Angelica and Carla started working with UMVIM (United Methodist Volunteers in Mission) 14 years ago when they were 19 and 16 years old. They worked hard and gradually developed their own ideas how to serve their own people better. Last year they started their own foundation to enhance the living condition of the village people. They choose one village as a model case and started working on four areas: Clean Water, Small business development, Environmental conservation, education, and health. Our mission team was welcomed because we were working on one of the four foci: Health.
When we arrived at the village, we set up registration table, triage table, medical clinic, pharmacy, and photo room.
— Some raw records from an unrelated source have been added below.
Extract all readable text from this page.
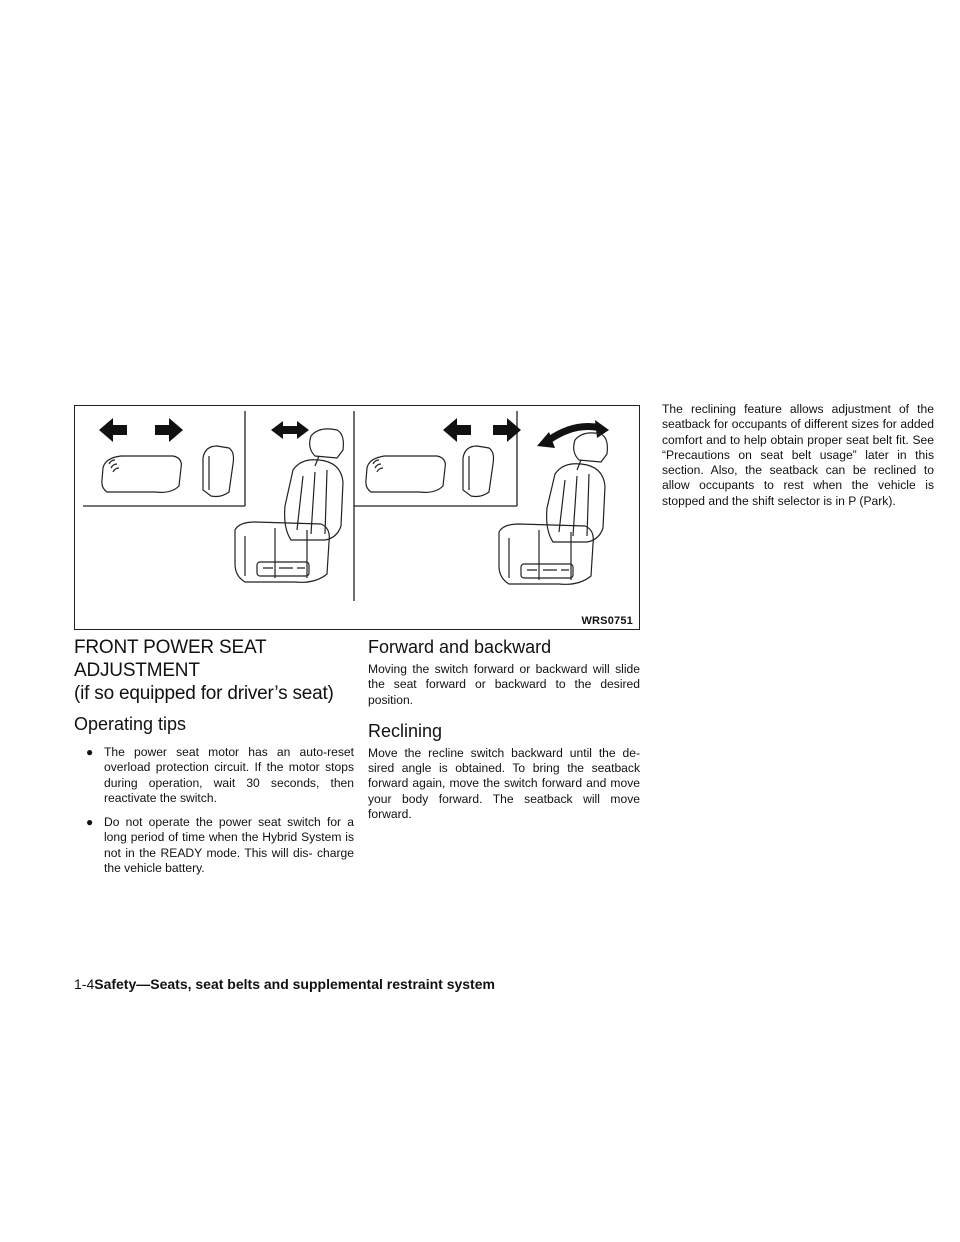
WRS0751
FRONT POWER SEAT ADJUSTMENT
(if so equipped for driver’s seat)
Operating tips
● The power seat motor has an auto-reset overload protection circuit. If the motor stops during operation, wait 30 seconds, then reactivate the switch.
● Do not operate the power seat switch for a long period of time when the Hybrid System is not in the READY mode. This will dis- charge the vehicle battery.
Forward and backward

Moving the switch forward or backward will slide the seat forward or backward to the desired position.

Reclining

Move the recline switch backward until the de- sired angle is obtained. To bring the seatback forward again, move the switch forward and move your body forward. The seatback will move forward.

The reclining feature allows adjustment of the seatback for occupants of different sizes for added comfort and to help obtain proper seat belt fit. See “Precautions on seat belt usage” later in this section. Also, the seatback can be reclined to allow occupants to rest when the vehicle is stopped and the shift selector is in P (Park).

1-4Safety—Seats, seat belts and supplemental restraint system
When a client came in, we got the basic information and the triage people took the blood pressure, weight, and basic symptoms. Then the five medical providers made the diagnosis and wrote prescriptions. Then they were sent to the pharmacy and given medicines. While they were waiting for the medicine, we took photos and gave gift (school supplies and health kits). I was at the photo and gift section and pray for the people loudly whey they asked prayer and pray silently when they did not ask. The work usually started early in the morning and ended late at night. When we came back, we had debriefing and shared our thoughts together and prayed before bed. Every day was like that. We served 76 people on the first day, 152 people on the second day, 192 people on the third day, 150 people on the 4th day. We served total 570 people officially but there were others who stayed home and got the medicine by mothers or fathers. We served about 600 people total.